Imagine that your doctor’s office is gutted by fire and all the patient files are destroyed. In an instant, it becomes clear just how important electronic medical records are to patient care.

Some legislators and doctors believe that electronic medical records (EMRs) can reduce the cost of providing health care by the billions — savings that can be passed on to patients. They can also streamline paperwork and catch billing errors.

But most importantly for you, the patient, is that an EMR can make health care safer and more efficient. These records contain information that your doctor will need quick access to in order to treat you; information such as your medical and personal history, prescriptions and drug allergies, medical tests and results, blood type, and doctor’s notes.

Aside from expediting routine medical care, an EMR is vital in an emergency, or in a situation where you cannot speak for yourself, for instance, if you’re unconscious. Also, a pharmacist can use an EMR to tell if any drug you’re using could interact with another drug you’re taking.

Despite the benefits, the implementation of EMRs in hospitals and other health facilities across the country is slow. In one survey published in the New England Journal of Medicine (NEJM) only four percent of doctors had a fully implemented EMR system, and 13 percent had a basic system. Another report indicates that only about 10 percent of hospitals have an EMR system.
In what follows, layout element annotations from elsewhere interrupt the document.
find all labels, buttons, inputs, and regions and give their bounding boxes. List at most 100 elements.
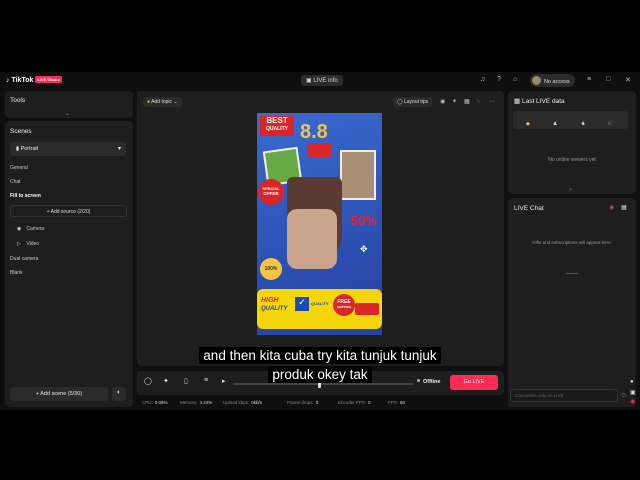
palette-icon[interactable]: ◐ [112, 387, 126, 401]
last-live-title-text: Last LIVE data [521, 98, 565, 105]
last-live-panel [508, 91, 636, 194]
scenes-title: Scenes [10, 128, 32, 135]
live-chat-panel [508, 198, 636, 407]
help-icon[interactable]: ? [497, 76, 501, 83]
source-video[interactable]: ▷ Video [17, 241, 39, 247]
stat-label: FPS: [388, 400, 399, 405]
stat-label: Frame drops: [287, 400, 314, 405]
source-camera[interactable]: ◉ Camera [17, 226, 44, 232]
last-live-title: ▦ Last LIVE data [514, 97, 565, 105]
add-source-button[interactable]: + Add source (2/20) [10, 205, 127, 217]
video-icon: ▷ [17, 241, 21, 247]
stat-viewers-value: - [553, 121, 555, 127]
product-photo-2 [340, 150, 376, 200]
stat-value: 0kb/s [251, 400, 263, 405]
popout-icon[interactable]: ▦ [621, 204, 627, 211]
stat-value: 0 [368, 400, 371, 405]
chevron-down-icon[interactable]: ⌄ [568, 185, 573, 192]
scene-chat[interactable]: Chat [10, 179, 21, 185]
scene-general[interactable]: General [10, 165, 28, 171]
portrait-icon: ▮ [16, 146, 20, 152]
scene-fill-to-screen[interactable]: Fill to screen [10, 193, 41, 199]
quality-text: QUALITY [266, 126, 288, 132]
emoji-icon[interactable]: ☺ [620, 392, 627, 399]
orientation-value: Portrait [20, 146, 39, 152]
add-topic-button[interactable]: ● Add topic ⌄ [143, 97, 182, 107]
caption-line-2: produk okey tak [150, 365, 490, 384]
scene-blank[interactable]: Blank [10, 270, 23, 276]
stat-label: CPU: [142, 400, 153, 405]
move-cursor-icon: ✥ [360, 244, 368, 254]
tools-title: Tools [10, 97, 26, 104]
source-camera-label: Camera [26, 226, 45, 232]
scene-dual-camera[interactable]: Dual camera [10, 256, 38, 262]
stat-memory: Memory: 3.24% [180, 400, 212, 405]
edge-camera-icon[interactable]: ▣ [630, 389, 636, 396]
best-badge: BEST QUALITY [260, 116, 294, 136]
resize-handle[interactable] [566, 273, 578, 274]
layout-icon[interactable]: ▦ [464, 98, 470, 105]
restore-icon[interactable]: □ [606, 76, 610, 83]
record-icon[interactable]: ◉ [440, 98, 445, 105]
check-icon: ✓ [295, 297, 309, 311]
chevron-down-icon: ⌄ [173, 99, 178, 105]
home-icon[interactable]: ⌂ [513, 76, 517, 83]
stat-diamonds-value: - [526, 121, 528, 127]
layout-tips-button[interactable]: ◯ Layout tips [393, 97, 433, 107]
chat-empty-text: Gifts and subscriptions will appear here… [532, 240, 612, 245]
guarantee-seal: 100% [260, 258, 282, 280]
bell-icon[interactable]: ♫ [480, 76, 485, 83]
layout-tips-label: Layout tips [404, 99, 429, 105]
add-scene-button[interactable]: + Add scene (5/30) [10, 387, 108, 401]
stat-value: 0.06% [154, 400, 168, 405]
close-icon[interactable]: ✕ [625, 76, 631, 84]
stat-label: Encoder FPS: [338, 400, 367, 405]
stat-label: Memory: [180, 400, 198, 405]
live-stats-row: ◆ - ♟ - ♞ - ♡ - [513, 111, 628, 129]
quality2-text: QUALITY [261, 306, 288, 312]
edge-record-icon[interactable]: ◉ [630, 398, 635, 405]
live-chat-title: LIVE Chat [514, 205, 544, 212]
live-info-button[interactable]: ▣ LIVE info [301, 75, 343, 86]
effects-icon[interactable]: ✦ [452, 98, 457, 105]
stat-cpu: CPU: 0.06% [142, 400, 168, 405]
stat-fps: FPS: 60 [388, 400, 405, 405]
preview-canvas[interactable]: BEST QUALITY 8.8 SPECIAL OFFER 50% 100% … [257, 113, 382, 335]
chat-input[interactable]: Comments only on LIVE [510, 389, 618, 402]
best-text: BEST [266, 116, 288, 125]
gift-box [307, 143, 332, 157]
bulb-icon: ◯ [397, 99, 403, 105]
stat-upload: Upload kbps: 0kb/s [223, 400, 262, 405]
stat-frame-drops: Frame drops: 0 [287, 400, 318, 405]
quality-guarantee-text: QUALITY [311, 301, 329, 306]
pen-icon[interactable]: ✎ [476, 98, 481, 105]
add-topic-label: Add topic [151, 99, 173, 105]
account-button[interactable]: No access [530, 74, 575, 87]
promo-strip: HIGH QUALITY ✓ QUALITY FREE SHIPPING [257, 289, 382, 329]
chat-input-placeholder: Comments only on LIVE [515, 393, 564, 398]
edge-avatar-icon[interactable]: ● [630, 379, 634, 385]
scenes-panel [5, 121, 133, 407]
add-source-label: Add source (2/20) [50, 209, 91, 215]
stat-encoder-fps: Encoder FPS: 0 [338, 400, 371, 405]
big-sale-text: 8.8 [300, 121, 328, 143]
more-icon[interactable]: ⋯ [489, 98, 495, 105]
access-label: No access [544, 79, 570, 85]
menu-icon[interactable]: ≡ [587, 76, 591, 83]
chevron-down-icon[interactable]: ⌄ [65, 110, 70, 117]
title-bar: ♪ TikTok LIVE Studio ▣ LIVE info ♫ ? ⌂ No… [0, 72, 640, 89]
camera-icon: ◉ [17, 226, 22, 232]
grid-icon: ▦ [514, 98, 521, 105]
live-info-label: LIVE info [313, 78, 338, 84]
orientation-dropdown[interactable]: ▮ Portrait ▾ [10, 142, 126, 156]
high-text: HIGH [261, 297, 279, 304]
stat-label: Upload kbps: [223, 400, 250, 405]
truck-icon [355, 303, 379, 315]
add-scene-label: Add scene (5/30) [40, 391, 83, 397]
filter-icon[interactable]: ◉ [609, 204, 614, 211]
shipping-text: SHIPPING [336, 305, 352, 309]
stat-new-followers-value: - [581, 121, 583, 127]
offer-text: OFFER [263, 191, 279, 196]
free-shipping-badge: FREE SHIPPING [333, 294, 355, 316]
avatar [532, 76, 541, 85]
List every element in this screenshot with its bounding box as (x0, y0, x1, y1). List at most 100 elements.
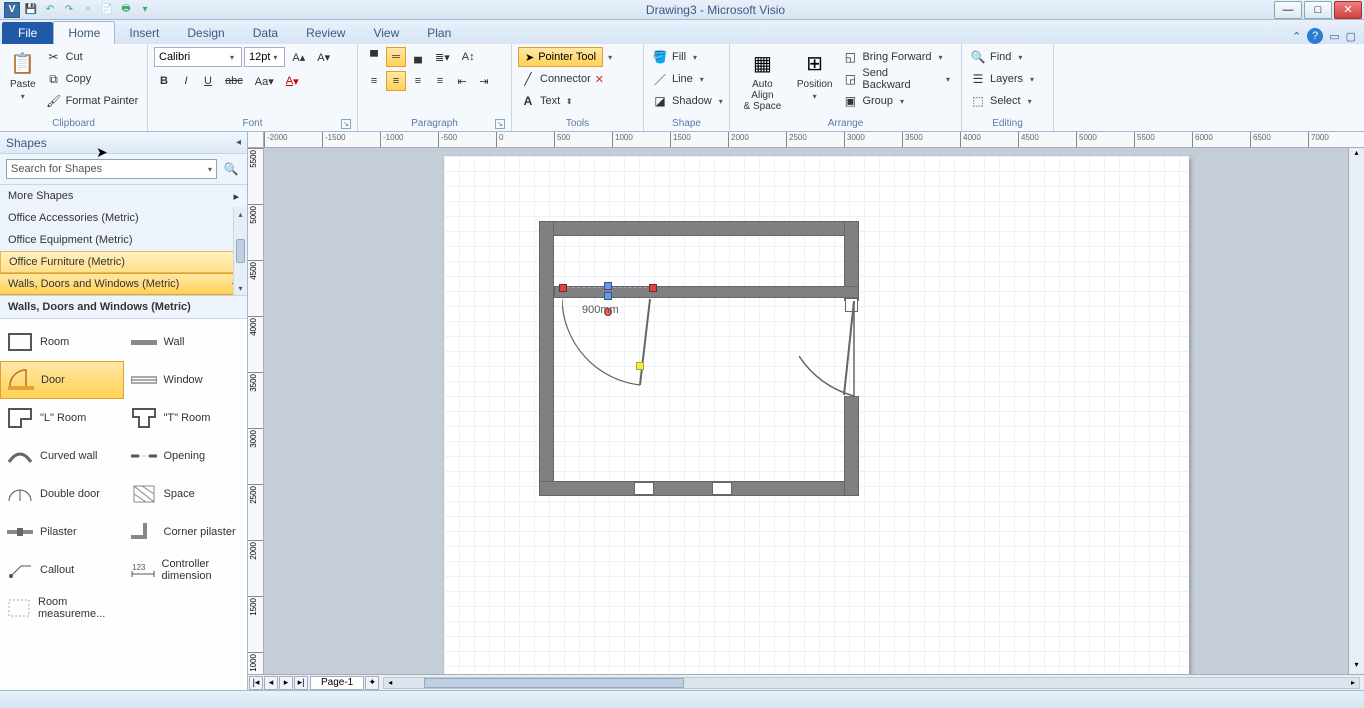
shape-wall[interactable]: Wall (124, 323, 248, 361)
page-last-button[interactable]: ▸| (294, 676, 308, 690)
shape-callout[interactable]: Callout (0, 551, 124, 589)
copy-button[interactable]: ⧉Copy (44, 69, 141, 89)
align-top-button[interactable]: ▀ (364, 47, 384, 67)
hscroll-thumb[interactable] (424, 678, 684, 688)
cat-office-accessories[interactable]: Office Accessories (Metric) (0, 207, 247, 229)
shadow-button[interactable]: ◪Shadow▾ (650, 91, 728, 111)
shape-space[interactable]: Space (124, 475, 248, 513)
undo-icon[interactable]: ↶ (42, 2, 58, 18)
shape--l-room[interactable]: "L" Room (0, 399, 124, 437)
shape-corner-pilaster[interactable]: Corner pilaster (124, 513, 248, 551)
paste-button[interactable]: 📋 Paste ▾ (6, 47, 40, 103)
help-icon[interactable]: ? (1307, 28, 1323, 44)
vertical-ruler[interactable]: 5500500045004000350030002500200015001000 (248, 148, 264, 674)
font-name-select[interactable]: Calibri▾ (154, 47, 242, 67)
connector-button[interactable]: ╱Connector✕ (518, 69, 606, 89)
font-size-select[interactable]: 12pt▾ (244, 47, 285, 67)
autoalign-button[interactable]: ▦Auto Align& Space (736, 47, 789, 114)
tab-design[interactable]: Design (173, 22, 238, 44)
shape--t-room[interactable]: "T" Room (124, 399, 248, 437)
bring-forward-button[interactable]: ◱Bring Forward▾ (840, 47, 955, 67)
italic-button[interactable]: I (176, 71, 196, 91)
tab-insert[interactable]: Insert (115, 22, 173, 44)
text-tool-button[interactable]: AText⬍ (518, 91, 576, 111)
bold-button[interactable]: B (154, 71, 174, 91)
handle-nw[interactable] (559, 284, 567, 292)
cat-walls-doors-windows[interactable]: Walls, Doors and Windows (Metric)▾ (0, 273, 247, 295)
ribbon-collapse-icon[interactable]: ▭ (1329, 30, 1339, 43)
handle-ne[interactable] (649, 284, 657, 292)
shrink-font-button[interactable]: A▾ (312, 47, 335, 67)
shape-window[interactable]: Window (124, 361, 248, 399)
app-icon[interactable]: V (4, 2, 20, 18)
handle-swing[interactable] (636, 362, 644, 370)
font-color-button[interactable]: A▾ (281, 71, 304, 91)
dec-indent-button[interactable]: ⇤ (452, 71, 472, 91)
shape-room[interactable]: Room (0, 323, 124, 361)
justify-button[interactable]: ≡ (430, 71, 450, 91)
shape-door[interactable]: Door (0, 361, 124, 399)
panel-collapse-icon[interactable]: ◂ (236, 137, 241, 148)
tab-review[interactable]: Review (292, 22, 359, 44)
minimize-button[interactable]: — (1274, 1, 1302, 19)
paragraph-launcher[interactable]: ↘ (495, 119, 505, 129)
print-icon[interactable]: 🖶 (118, 2, 134, 18)
format-painter-button[interactable]: 🖌Format Painter (44, 91, 141, 111)
shape-pilaster[interactable]: Pilaster (0, 513, 124, 551)
drawing-page[interactable]: 900mm (444, 156, 1189, 674)
scroll-up-icon[interactable]: ▴ (234, 207, 247, 221)
inc-indent-button[interactable]: ⇥ (474, 71, 494, 91)
position-button[interactable]: ⊞Position▾ (793, 47, 837, 103)
send-backward-button[interactable]: ◲Send Backward▾ (840, 69, 955, 89)
tab-plan[interactable]: Plan (413, 22, 465, 44)
new-page-button[interactable]: ✦ (365, 676, 379, 690)
ribbon-min-icon[interactable]: ⌃ (1292, 30, 1301, 43)
align-center-button[interactable]: ≡ (386, 71, 406, 91)
cat-office-equipment[interactable]: Office Equipment (Metric) (0, 229, 247, 251)
shape-curved-wall[interactable]: Curved wall (0, 437, 124, 475)
wall-left[interactable] (539, 221, 554, 496)
fill-button[interactable]: 🪣Fill▾ (650, 47, 702, 67)
shape-room-measureme-[interactable]: Room measureme... (0, 589, 124, 627)
shape-opening[interactable]: Opening (124, 437, 248, 475)
underline-button[interactable]: U (198, 71, 218, 91)
open-icon[interactable]: 📄 (99, 2, 115, 18)
scroll-thumb[interactable] (236, 239, 245, 263)
page-first-button[interactable]: |◂ (249, 676, 263, 690)
wall-right-lower[interactable] (844, 396, 859, 496)
hscroll-right-icon[interactable]: ▸ (1347, 678, 1359, 688)
hscroll-left-icon[interactable]: ◂ (384, 678, 396, 688)
window-bottom-2[interactable] (712, 482, 732, 495)
shapes-search-input[interactable]: Search for Shapes▾ (6, 159, 217, 179)
grow-font-button[interactable]: A▴ (287, 47, 310, 67)
pointer-dd[interactable]: ▾ (605, 53, 615, 62)
search-go-button[interactable]: 🔍 (221, 159, 241, 179)
line-button[interactable]: ／Line▾ (650, 69, 709, 89)
drawing-scroll-area[interactable]: 900mm ▴ ▾ (264, 148, 1364, 674)
ribbon-expand-icon[interactable]: ▢ (1346, 30, 1356, 43)
shape-double-door[interactable]: Double door (0, 475, 124, 513)
horizontal-scrollbar[interactable]: ◂ ▸ (383, 677, 1360, 689)
door-right[interactable] (799, 301, 899, 401)
tab-home[interactable]: Home (53, 21, 115, 44)
cut-button[interactable]: ✂Cut (44, 47, 141, 67)
align-middle-button[interactable]: ═ (386, 47, 406, 67)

The NEJM survey also revealed that doctors believe patient health care is much better when they use electronic health records. However, these doctors also believed that the main obstacle to using EMRs was financial. It’s a catch-22, because EMRs may save billions of dollars in the future, but require a substantial investment upfront.

Another problem beside slow implementation is that there is no universal standard for EMRs. What they contain varies from state to state. Plus, doctors and insurance companies can decide which records they’ll keep, meaning that the records are not complete, which could put patient care at risk. Also, most systems are local, so if you live in Savannah, but you become ill while visiting an aunt in Phoenix, the hospital or doctor there won’t be able to access your information.

Privacy is another big factor. Medical identity theft is increasing, and in the past, patients’ health information has been compromised by security breeches in hospitals and insurance companies. Despite the Health Information Portability Accountability Act, which sets standards for how health info is shared electronically, privacy remains an issue. Even a plan by President Barack Obama to ensure that EMRs are computerized within five years is facing the privacy hurdle.

How to protect yourself
• Keep your own personal health record (PHR). Some online companies, including Microsoft’s, allow you to store a PHR online. Despite encryption technology, security is still a concern for many in the health industry and government. You can keep your own copy in a fireproof-waterproof storage file at home, or in a safe deposit box. Just remember to update it regularly.
• Get a copy of your EMR every year. These records rely on human data input and mistakes can happen. For instance, a health professional could incorrectly enter drug names or test results. Review yours each year and speak to your doctor about any errors.